Leukemia causes neurologic morbidity through infiltration of the central nervous system or through vascular, metabolic, infectious, paraneoplastic, and treatment-related complications.

Key points

• Leukemia is a group of hematologic neoplasms that can present with neurologic complications either by direct or indirect mechanisms.

• The direct effects of leukemia on the nervous system include leptomeningeal infiltration of leukemic cells, formation of mass lesions (chloroma, granulocytic sarcoma), and conversion of chronic lymphoid leukemia to non-Hodgkin lymphoma (Richter syndrome).

• Systemic effects of leukemia include hematologic or vascular complications, metabolic anomalies, infections, and paraneoplastic syndromes.

• Treatment-related complications include the effects of chemotherapy and radiation therapy, the unique effects of bone marrow or stem cell transplantation, and CAR-T.

Historical note and terminology

Leukemias are neoplasms of the hematopoietic stem cells and their progenitors. They are divided into four subgroups according to the lineage and the maturity of the cells involved. Myeloid lineage encompasses granulocytes (neutrophils, eosinophils, basophils), monocytes, erythrocytes, and megakaryocyte cells, whereas lymphoid lineage encompasses T, B, and NK lymphocytes. Acute leukemias have an acute onset and involve immature precursor cells (blasts), whereas chronic leukemias have a more subacute or chronic onset and involve mature precursors (16). The four broad categories of leukemia are acute lymphoid leukemia, acute myeloid leukemia, chronic lymphoid leukemia, and chronic myeloid leukemia (03).

Leukemias are usually diagnosed with a blood analysis, flow cytometry, and bone marrow sampling. Magnetic resonance imaging typically detects central nervous system involvement (18).

CNS involvement is defined as the presence of leukemic cells in the CNS, either discovered by clinical, radiological, or paraclinical (eg, lumbar puncture) findings. Recognition of neurologic complications is important as they require emergent diagnosis and treatment to prevent long-term sequela and often confer a poor prognosis (03).

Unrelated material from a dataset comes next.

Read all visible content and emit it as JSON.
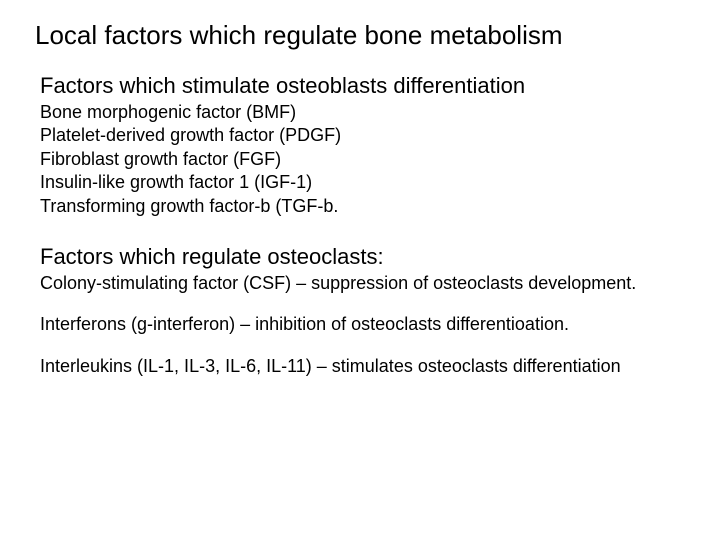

Leukemias can have a heterogeneous neurologic presentation depending on the structures affected (03; 14; 07). In many cases, patients report no neurologic symptoms. CNS involvement can cause headache, unsteadiness, loss of consciousness, seizures, or intracranial hypertension. Cranial nerve involvement can cause diplopia, facial hypoesthesia or asymetria, hypoacusis, vision loss, and dysphagia. Rarely, hypothalamic syndromes resulting in obesity can be seen. Spinal cord involvement can cause pain, hypoesthesia, paresis, and loss of bladder control (07).

Treatment of leukemias involves the use of radiotherapy and chemotherapeutic agents, such as methotrexate and cytarabine, which can have significant neurotoxicities and can induce a prolonged period of neutropenia predisposing to serious CNS infections (03). Other treatment options include allogeneic stem cell transplant and monoclonal antibodies (18). Newer treatment options, such as CD19- or CD22-targeted chimeric antigen receptor-engineered T-cell therapy, have led to complete remission in up to 60% to 90% of children with relapsed acute lymphoid leukemia (23).